SaharaTV correspondent Rudolf Okonkwo spoke with Bakari Sellers, a Democratic member of the South Carolina House of Representatives, who spoke about the recent terrorist attack at Emanuel African Methodist Episcopal Church—an historically Black church located in Charlestown, South Carolina. The gunman, Dylann Roof, murdered 9 Black and African American worshippers during their Wednesday evening Bible study.

It has emerged that the terrorist sat quietly with the worshippers for the duration of their study, before opening fire on the unarmed civilians. It was also revealed that the terrorist reloaded his gun no less than five times before eventually leaving the church. Photos of the gunman revealed him wearing the flags of Rhodesia and Apartheid South Africa—both were regimes that aspired for the complete separation of races and White Supremacy.

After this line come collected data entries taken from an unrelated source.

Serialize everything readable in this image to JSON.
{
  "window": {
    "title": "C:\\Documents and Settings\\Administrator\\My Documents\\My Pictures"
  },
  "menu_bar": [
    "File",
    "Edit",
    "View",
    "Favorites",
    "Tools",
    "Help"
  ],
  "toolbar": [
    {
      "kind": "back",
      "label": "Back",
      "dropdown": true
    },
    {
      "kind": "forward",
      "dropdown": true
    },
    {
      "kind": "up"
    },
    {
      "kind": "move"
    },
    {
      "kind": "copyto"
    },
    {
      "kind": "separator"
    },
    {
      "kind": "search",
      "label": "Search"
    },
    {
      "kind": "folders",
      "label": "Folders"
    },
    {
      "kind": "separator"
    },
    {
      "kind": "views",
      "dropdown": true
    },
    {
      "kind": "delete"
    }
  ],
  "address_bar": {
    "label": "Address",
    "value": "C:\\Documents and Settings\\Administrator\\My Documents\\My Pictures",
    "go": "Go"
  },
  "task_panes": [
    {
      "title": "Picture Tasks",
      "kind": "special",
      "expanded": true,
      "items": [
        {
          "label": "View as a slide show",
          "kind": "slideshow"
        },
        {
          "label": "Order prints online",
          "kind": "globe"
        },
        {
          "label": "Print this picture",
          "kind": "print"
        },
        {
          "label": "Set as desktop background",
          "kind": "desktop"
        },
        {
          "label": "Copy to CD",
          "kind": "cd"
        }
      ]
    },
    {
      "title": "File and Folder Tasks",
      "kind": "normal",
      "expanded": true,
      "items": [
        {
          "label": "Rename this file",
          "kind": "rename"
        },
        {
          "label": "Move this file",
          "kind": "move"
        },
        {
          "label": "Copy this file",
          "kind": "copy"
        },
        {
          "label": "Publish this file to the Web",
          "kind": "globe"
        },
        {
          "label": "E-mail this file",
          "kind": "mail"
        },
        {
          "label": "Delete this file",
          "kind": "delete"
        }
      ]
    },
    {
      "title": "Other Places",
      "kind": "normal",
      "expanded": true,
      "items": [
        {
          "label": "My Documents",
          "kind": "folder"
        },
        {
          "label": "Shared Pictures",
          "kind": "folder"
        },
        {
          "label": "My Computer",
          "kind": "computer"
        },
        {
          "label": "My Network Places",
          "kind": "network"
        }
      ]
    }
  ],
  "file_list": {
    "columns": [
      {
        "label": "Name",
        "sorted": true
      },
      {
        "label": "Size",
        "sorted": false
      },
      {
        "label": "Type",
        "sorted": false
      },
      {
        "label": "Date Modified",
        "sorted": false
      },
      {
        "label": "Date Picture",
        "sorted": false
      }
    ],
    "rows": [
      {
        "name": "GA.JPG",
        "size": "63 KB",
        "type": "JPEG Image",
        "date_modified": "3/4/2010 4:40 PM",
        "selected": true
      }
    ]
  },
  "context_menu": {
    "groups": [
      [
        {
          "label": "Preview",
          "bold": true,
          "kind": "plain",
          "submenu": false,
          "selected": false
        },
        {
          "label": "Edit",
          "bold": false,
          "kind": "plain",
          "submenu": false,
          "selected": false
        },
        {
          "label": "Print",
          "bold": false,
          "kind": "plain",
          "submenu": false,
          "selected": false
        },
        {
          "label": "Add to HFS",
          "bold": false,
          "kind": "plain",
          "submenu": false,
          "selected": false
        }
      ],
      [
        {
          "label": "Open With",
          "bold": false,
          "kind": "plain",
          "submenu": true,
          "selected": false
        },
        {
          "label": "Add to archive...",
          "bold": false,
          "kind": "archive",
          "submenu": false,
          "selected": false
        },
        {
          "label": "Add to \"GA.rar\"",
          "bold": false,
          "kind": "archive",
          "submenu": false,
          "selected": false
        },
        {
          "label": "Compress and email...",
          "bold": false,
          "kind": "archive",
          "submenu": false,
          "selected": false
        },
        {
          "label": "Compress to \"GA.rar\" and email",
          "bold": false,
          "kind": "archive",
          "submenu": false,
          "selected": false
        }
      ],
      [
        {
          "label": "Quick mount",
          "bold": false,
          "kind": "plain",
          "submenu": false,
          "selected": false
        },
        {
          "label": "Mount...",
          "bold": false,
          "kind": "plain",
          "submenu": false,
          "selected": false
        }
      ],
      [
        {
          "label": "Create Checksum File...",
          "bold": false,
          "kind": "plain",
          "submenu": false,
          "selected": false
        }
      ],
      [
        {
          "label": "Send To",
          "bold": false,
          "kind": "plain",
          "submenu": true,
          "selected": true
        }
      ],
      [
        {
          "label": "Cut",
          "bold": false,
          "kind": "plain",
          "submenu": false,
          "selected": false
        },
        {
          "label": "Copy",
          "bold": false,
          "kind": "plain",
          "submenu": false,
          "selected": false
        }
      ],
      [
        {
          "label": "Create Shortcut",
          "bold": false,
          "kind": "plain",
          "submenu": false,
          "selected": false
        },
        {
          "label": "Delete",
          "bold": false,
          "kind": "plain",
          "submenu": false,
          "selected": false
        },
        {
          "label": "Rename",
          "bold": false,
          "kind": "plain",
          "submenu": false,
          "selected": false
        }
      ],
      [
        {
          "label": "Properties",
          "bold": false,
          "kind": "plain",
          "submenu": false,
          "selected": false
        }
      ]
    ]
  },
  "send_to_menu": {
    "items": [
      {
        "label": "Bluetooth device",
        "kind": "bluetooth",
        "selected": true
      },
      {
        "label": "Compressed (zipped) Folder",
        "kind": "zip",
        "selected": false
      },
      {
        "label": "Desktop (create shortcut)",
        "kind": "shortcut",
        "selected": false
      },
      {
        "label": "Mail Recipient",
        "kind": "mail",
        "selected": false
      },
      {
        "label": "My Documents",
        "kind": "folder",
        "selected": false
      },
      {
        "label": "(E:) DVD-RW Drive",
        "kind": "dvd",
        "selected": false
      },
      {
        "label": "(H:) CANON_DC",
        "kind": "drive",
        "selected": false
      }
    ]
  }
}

Representative Sellers emphasized during his interview that he sought to “focus on celebrating the nine lives of those who died” during this attack. He added that he “was not concerned about his [Dylann Roof, the terrorist] feelings.”

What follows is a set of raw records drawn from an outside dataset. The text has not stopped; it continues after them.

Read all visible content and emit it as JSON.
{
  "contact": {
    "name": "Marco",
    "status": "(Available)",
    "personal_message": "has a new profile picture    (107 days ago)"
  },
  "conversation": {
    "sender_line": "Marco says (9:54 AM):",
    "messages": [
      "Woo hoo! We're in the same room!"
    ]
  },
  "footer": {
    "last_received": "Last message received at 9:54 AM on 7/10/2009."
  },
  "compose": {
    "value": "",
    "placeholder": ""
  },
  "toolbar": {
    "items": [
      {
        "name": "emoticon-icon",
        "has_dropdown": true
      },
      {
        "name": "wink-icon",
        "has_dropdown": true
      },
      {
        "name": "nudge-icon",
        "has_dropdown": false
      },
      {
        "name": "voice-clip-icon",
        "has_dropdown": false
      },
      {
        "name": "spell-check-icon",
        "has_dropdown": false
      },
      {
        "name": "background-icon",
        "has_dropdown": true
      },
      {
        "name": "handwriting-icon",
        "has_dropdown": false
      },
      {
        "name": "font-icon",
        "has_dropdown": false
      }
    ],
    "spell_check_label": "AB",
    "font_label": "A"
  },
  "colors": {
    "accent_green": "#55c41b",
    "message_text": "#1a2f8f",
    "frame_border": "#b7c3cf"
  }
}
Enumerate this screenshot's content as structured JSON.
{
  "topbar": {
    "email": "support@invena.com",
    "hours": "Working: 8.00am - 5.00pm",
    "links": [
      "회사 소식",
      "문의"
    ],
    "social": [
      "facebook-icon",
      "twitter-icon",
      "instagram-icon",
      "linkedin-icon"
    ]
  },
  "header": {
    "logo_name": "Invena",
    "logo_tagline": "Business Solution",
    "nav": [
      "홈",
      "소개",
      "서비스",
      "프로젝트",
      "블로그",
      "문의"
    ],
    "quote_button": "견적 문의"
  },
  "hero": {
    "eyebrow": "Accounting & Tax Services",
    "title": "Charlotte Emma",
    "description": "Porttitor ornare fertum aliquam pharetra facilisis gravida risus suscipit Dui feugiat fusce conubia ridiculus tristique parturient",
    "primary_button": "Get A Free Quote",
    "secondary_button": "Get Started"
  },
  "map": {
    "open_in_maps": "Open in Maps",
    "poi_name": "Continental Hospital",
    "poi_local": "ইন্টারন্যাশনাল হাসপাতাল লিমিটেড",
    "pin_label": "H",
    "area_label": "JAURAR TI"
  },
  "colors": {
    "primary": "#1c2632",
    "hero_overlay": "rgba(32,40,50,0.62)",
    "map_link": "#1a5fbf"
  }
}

When asked about the presence of White Supremacist sentiments in some elements of American society, Representative Sellers said “I don’t know why someone would be filled with so much hate.”

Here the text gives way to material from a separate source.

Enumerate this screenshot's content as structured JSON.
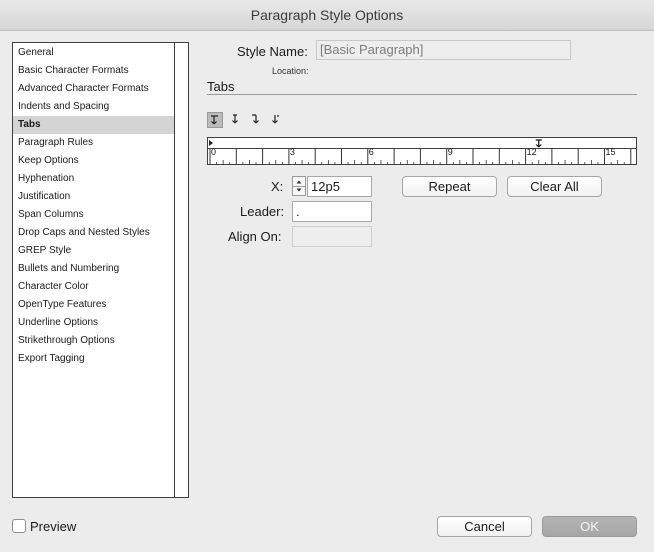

Sellers also said “this young man was only 21 years old and born in the 1990’s. It’s not as if he had experiences through Jim Crow and segregation. So we don’t know why. But one thing we’re not doing is focusing too much on him. We’re taking this time to celebrate the 9 lives that were lost.”

Representative Sellers, when asked whether Blacks could be safe in America given the church attack and police harassment, told SaharaTV “Unfortunately, the answer to that is yes [whether Blacks were not safe in America]. If a Black person can’t be safe in a church in America then where can you be Black in America. It’s a tough setting.”

He also said that part of the cause of these racially motivated murders is because “we haven’t had a true discussion about race in this country. There’s also a prevalence of guns.”

Representative Sellers said that the Charleston community was “going to overcome this with love. We’re going to overcome this with joy.”

The terrorist is now in police custody and in South Carolina. Police received information from members of his family when they saw his photo on the news, for the massacre he carried out at Emanuel African Methodist Episcopal Church.